"The appetite of modern audiences for that bygone era of Star Trek storytelling still exists. Just take one of the strangest things on TV: The Orville. Its aesthetics are similar, its stories are similar, it is clearly based around Roddenberry’s ethos of exploration and optimism." | The Guardian

Funny, I hadn't even noticed the lack of male officers in the Federation. I work in a place where my boss, her boss, her boss, and her boss the Executive Officer are all women. Some workplaces are like that. It has nothing to do with tokenism.
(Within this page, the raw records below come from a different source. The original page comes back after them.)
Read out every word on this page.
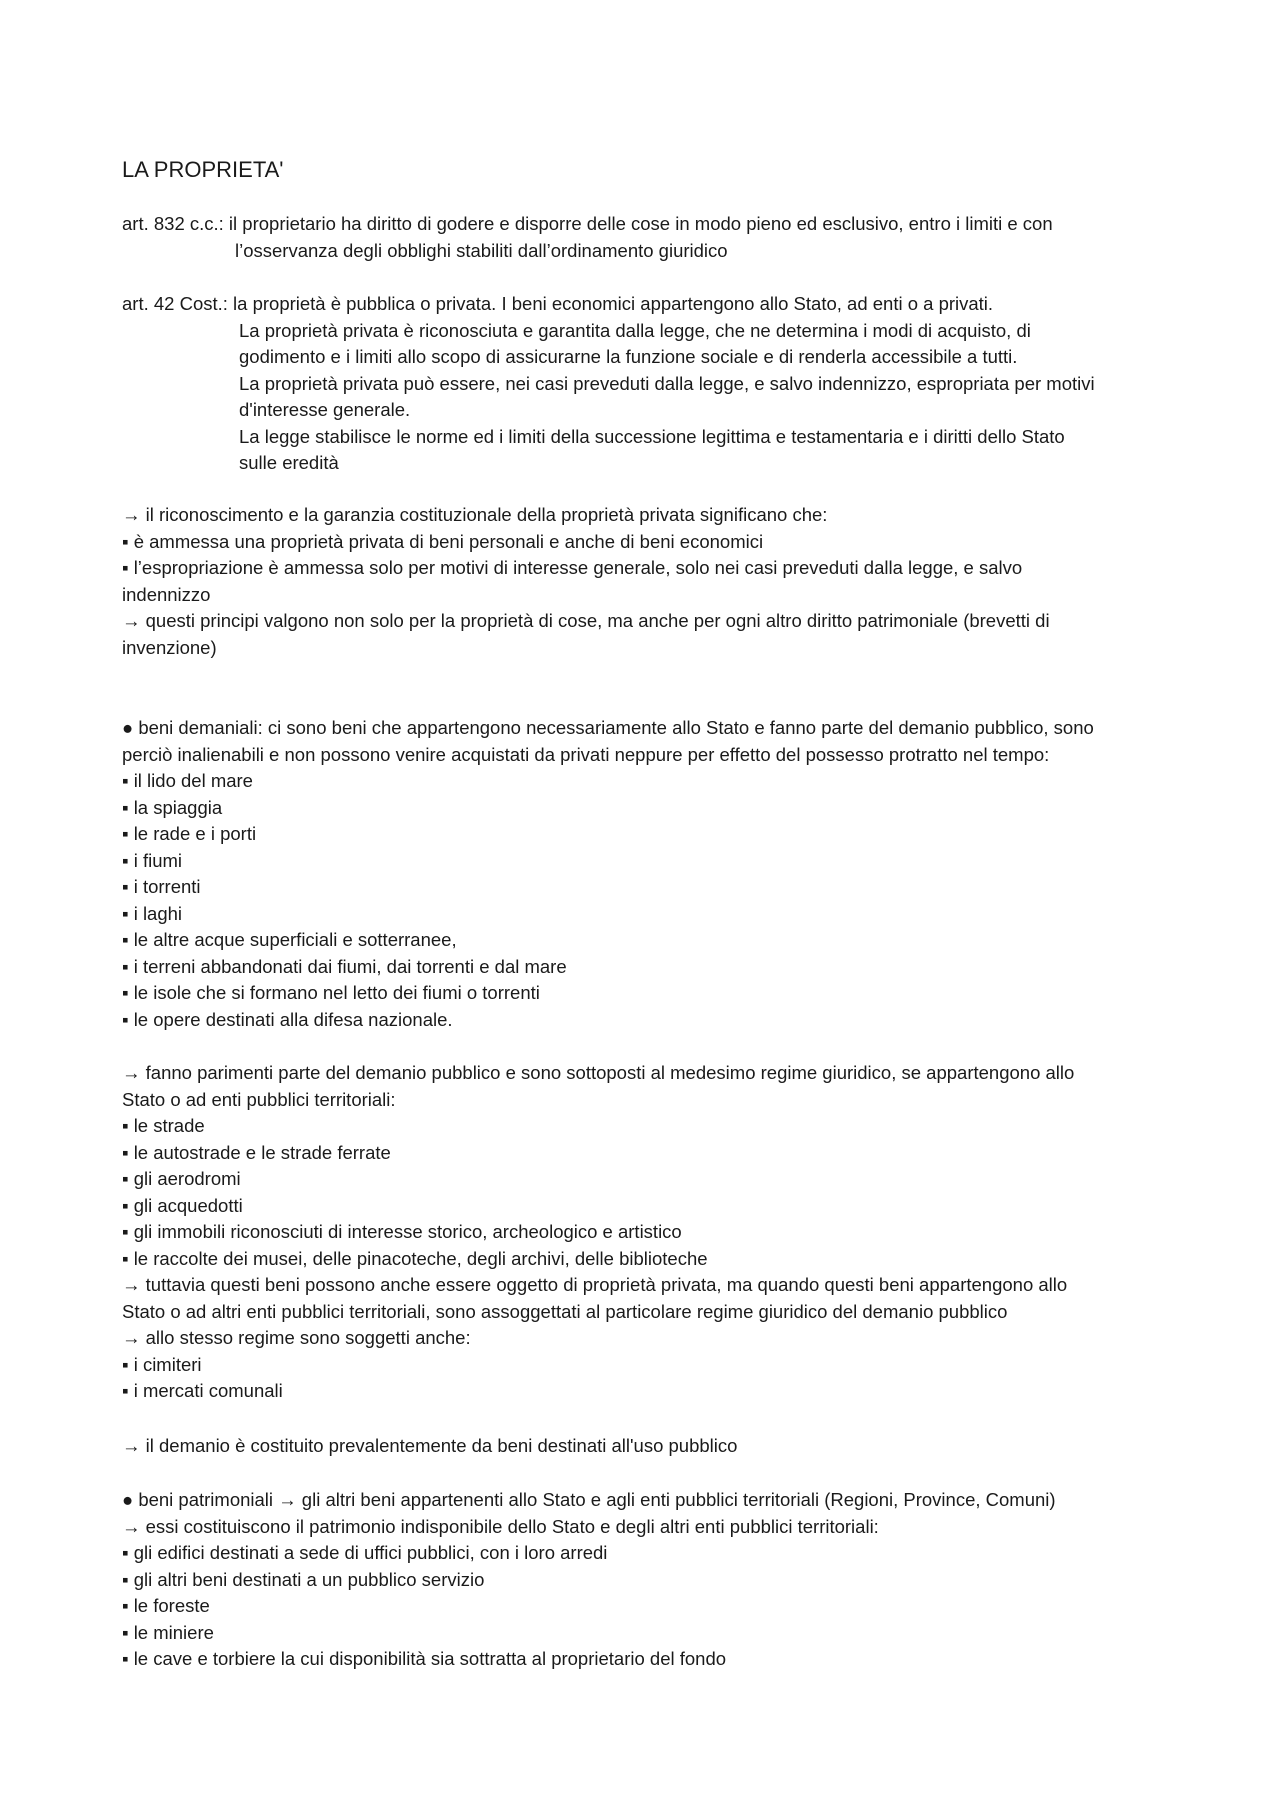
LA PROPRIETA'
art. 832 c.c.: il proprietario ha diritto di godere e disporre delle cose in modo pieno ed esclusivo, entro i limiti e con
l’osservanza degli obblighi stabiliti dall’ordinamento giuridico
art. 42 Cost.: la proprietà è pubblica o privata. I beni economici appartengono allo Stato, ad enti o a privati.
La proprietà privata è riconosciuta e garantita dalla legge, che ne determina i modi di acquisto, di
godimento e i limiti allo scopo di assicurarne la funzione sociale e di renderla accessibile a tutti.
La proprietà privata può essere, nei casi preveduti dalla legge, e salvo indennizzo, espropriata per motivi
d'interesse generale.
La legge stabilisce le norme ed i limiti della successione legittima e testamentaria e i diritti dello Stato
sulle eredità
→ il riconoscimento e la garanzia costituzionale della proprietà privata significano che:
▪ è ammessa una proprietà privata di beni personali e anche di beni economici
▪ l’espropriazione è ammessa solo per motivi di interesse generale, solo nei casi preveduti dalla legge, e salvo
indennizzo
→ questi principi valgono non solo per la proprietà di cose, ma anche per ogni altro diritto patrimoniale (brevetti di
invenzione)
● beni demaniali: ci sono beni che appartengono necessariamente allo Stato e fanno parte del demanio pubblico, sono
perciò inalienabili e non possono venire acquistati da privati neppure per effetto del possesso protratto nel tempo:
▪ il lido del mare
▪ la spiaggia
▪ le rade e i porti
▪ i fiumi
▪ i torrenti
▪ i laghi
▪ le altre acque superficiali e sotterranee,
▪ i terreni abbandonati dai fiumi, dai torrenti e dal mare
▪ le isole che si formano nel letto dei fiumi o torrenti
▪ le opere destinati alla difesa nazionale.
→ fanno parimenti parte del demanio pubblico e sono sottoposti al medesimo regime giuridico, se appartengono allo
Stato o ad enti pubblici territoriali:
▪ le strade
▪ le autostrade e le strade ferrate
▪ gli aerodromi
▪ gli acquedotti
▪ gli immobili riconosciuti di interesse storico, archeologico e artistico
▪ le raccolte dei musei, delle pinacoteche, degli archivi, delle biblioteche
→ tuttavia questi beni possono anche essere oggetto di proprietà privata, ma quando questi beni appartengono allo
Stato o ad altri enti pubblici territoriali, sono assoggettati al particolare regime giuridico del demanio pubblico
→ allo stesso regime sono soggetti anche:
▪ i cimiteri
▪ i mercati comunali
→ il demanio è costituito prevalentemente da beni destinati all'uso pubblico
● beni patrimoniali → gli altri beni appartenenti allo Stato e agli enti pubblici territoriali (Regioni, Province, Comuni)
→ essi costituiscono il patrimonio indisponibile dello Stato e degli altri enti pubblici territoriali:
▪ gli edifici destinati a sede di uffici pubblici, con i loro arredi
▪ gli altri beni destinati a un pubblico servizio
▪ le foreste
▪ le miniere
▪ le cave e torbiere la cui disponibilità sia sottratta al proprietario del fondo
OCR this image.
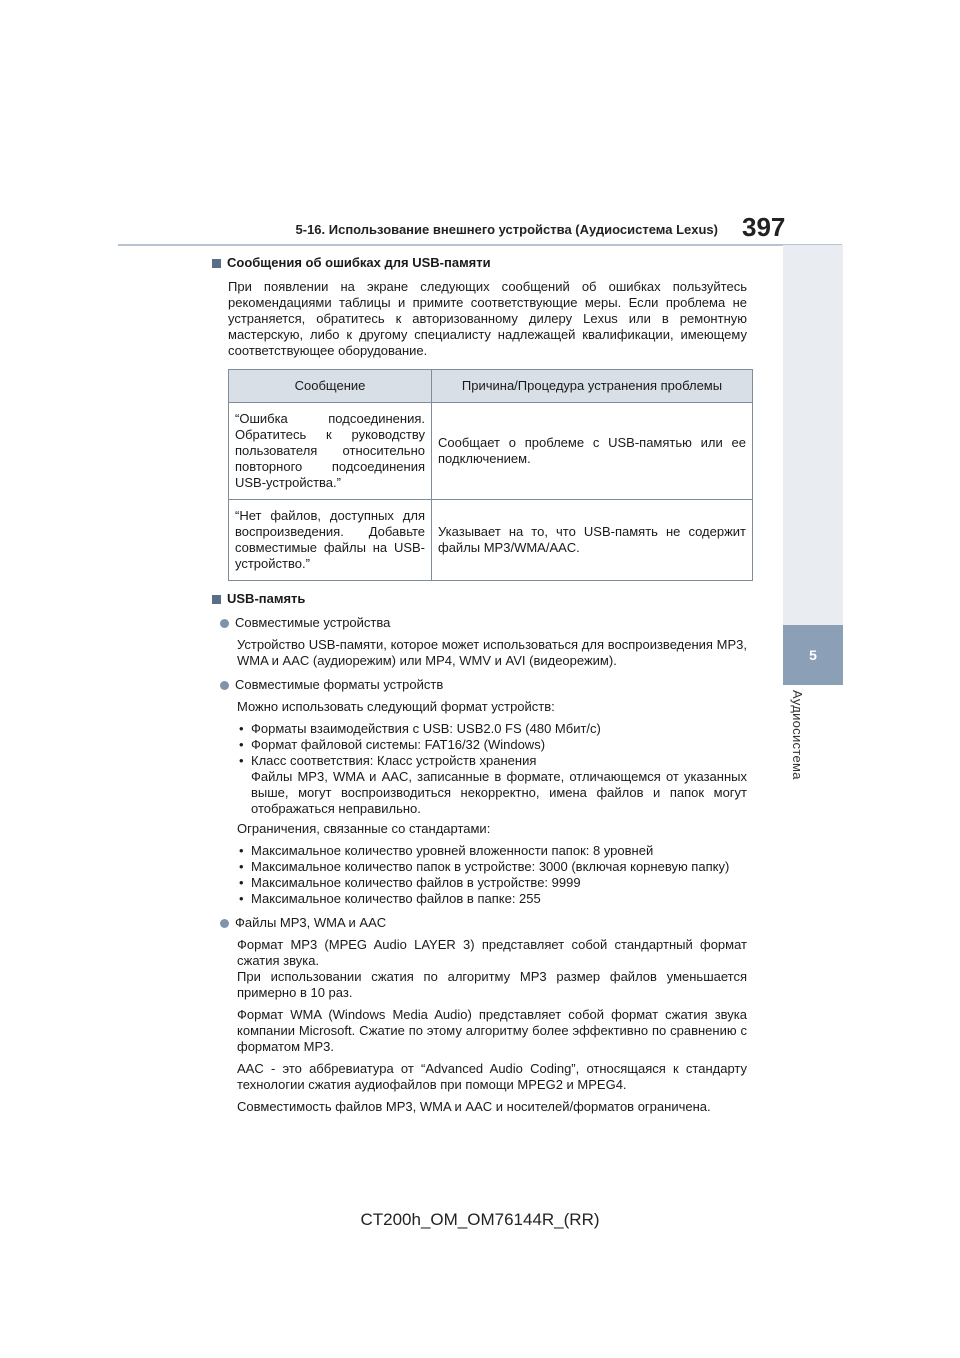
5-16. Использование внешнего устройства (Аудиосистема Lexus) 397
5
Аудиосистема
Сообщения об ошибках для USB-памяти

При появлении на экране следующих сообщений об ошибках пользуйтесь рекомендациями таблицы и примите соответствующие меры. Если проблема не устраняется, обратитесь к авторизованному дилеру Lexus или в ремонтную мастерскую, либо к другому специалисту надлежащей квалификации, имеющему соответствующее оборудование.

Сообщение	Причина/Процедура устранения проблемы
“Ошибка подсоединения. Обратитесь к руководству пользователя относительно повторного подсоединения USB-устройства.”	Сообщает о проблеме с USB-памятью или ее подключением.
“Нет файлов, доступных для воспроизведения. Добавьте совместимые файлы на USB-устройство.”	Указывает на то, что USB-память не содержит файлы MP3/WMA/AAC.
USB-память
Совместимые устройства

Устройство USB-памяти, которое может использоваться для воспроизведения MP3, WMA и AAC (аудиорежим) или MP4, WMV и AVI (видеорежим).

Совместимые форматы устройств

Можно использовать следующий формат устройств:

• Форматы взаимодействия с USB: USB2.0 FS (480 Мбит/с)
• Формат файловой системы: FAT16/32 (Windows)
• Класс соответствия: Класс устройств хранения
Файлы MP3, WMA и AAC, записанные в формате, отличающемся от указанных выше, могут воспроизводиться некорректно, имена файлов и папок могут отображаться неправильно.

Ограничения, связанные со стандартами:

• Максимальное количество уровней вложенности папок: 8 уровней
• Максимальное количество папок в устройстве: 3000 (включая корневую папку)
• Максимальное количество файлов в устройстве: 9999
• Максимальное количество файлов в папке: 255
Файлы MP3, WMA и AAC

Формат MP3 (MPEG Audio LAYER 3) представляет собой стандартный формат сжатия звука.

При использовании сжатия по алгоритму MP3 размер файлов уменьшается примерно в 10 раз.

Формат WMA (Windows Media Audio) представляет собой формат сжатия звука компании Microsoft. Сжатие по этому алгоритму более эффективно по сравнению с форматом MP3.

AAC - это аббревиатура от “Advanced Audio Coding”, относящаяся к стандарту технологии сжатия аудиофайлов при помощи MPEG2 и MPEG4.

Совместимость файлов MP3, WMA и AAC и носителей/форматов ограничена.

CT200h_OM_OM76144R_(RR)
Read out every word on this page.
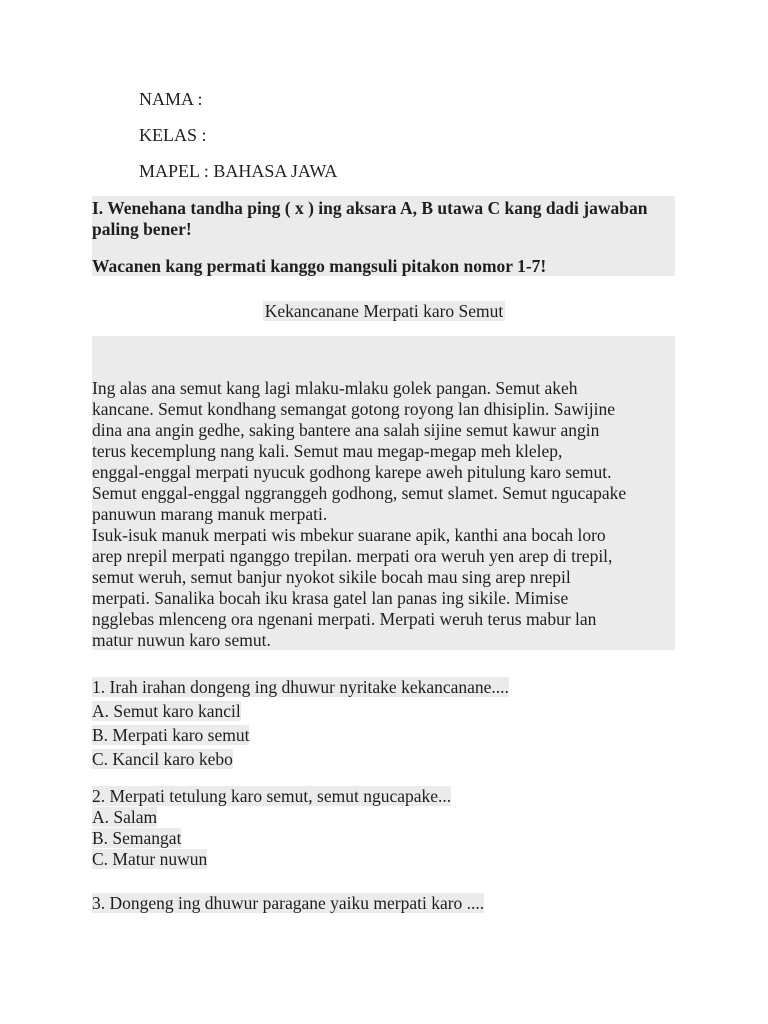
NAMA :
KELAS :
MAPEL : BAHASA JAWA
I. Wenehana tandha ping ( x ) ing aksara A, B utawa C kang dadi jawaban paling bener!
Wacanen kang permati kanggo mangsuli pitakon nomor 1-7!
Kekancanane Merpati karo Semut
Ing alas ana semut kang lagi mlaku-mlaku golek pangan. Semut akeh
kancane. Semut kondhang semangat gotong royong lan dhisiplin. Sawijine
dina ana angin gedhe, saking bantere ana salah sijine semut kawur angin
terus kecemplung nang kali. Semut mau megap-megap meh klelep,
enggal-enggal merpati nyucuk godhong karepe aweh pitulung karo semut.
Semut enggal-enggal nggranggeh godhong, semut slamet. Semut ngucapake
panuwun marang manuk merpati.
Isuk-isuk manuk merpati wis mbekur suarane apik, kanthi ana bocah loro
arep nrepil merpati nganggo trepilan. merpati ora weruh yen arep di trepil,
semut weruh, semut banjur nyokot sikile bocah mau sing arep nrepil
merpati. Sanalika bocah iku krasa gatel lan panas ing sikile. Mimise
ngglebas mlenceng ora ngenani merpati. Merpati weruh terus mabur lan
matur nuwun karo semut.
1. Irah irahan dongeng ing dhuwur nyritake kekancanane....
A. Semut karo kancil
B. Merpati karo semut
C. Kancil karo kebo
2. Merpati tetulung karo semut, semut ngucapake...
A. Salam
B. Semangat
C. Matur nuwun
3. Dongeng ing dhuwur paragane yaiku merpati karo ....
Women and LGBTQ+ people exist in real life, and writers including these kinds of characters has nothing to do with "SJW identity politics". Again, the word you're looking for is tokenism, except it's not that. If you don't like entertainment writers including characters that exist in real life and have traditionally been underrepresented, I think you're in the wrong franchise. Or maybe you think it's pathetic that Gene Rodenberry wanted to have a multicultural crew for the Enterprise.

Seven having a relationship with Bjayzl makes her bisexual, not a lesbian. But maybe she is a lesbian. Some people date people of the opposite sex because that's what they think what they're supposed to do, before they come out as gay. It doesn't invalidate their past relationships.

The one thing you're right on is the unnecessary Romulan sibling sexual tension.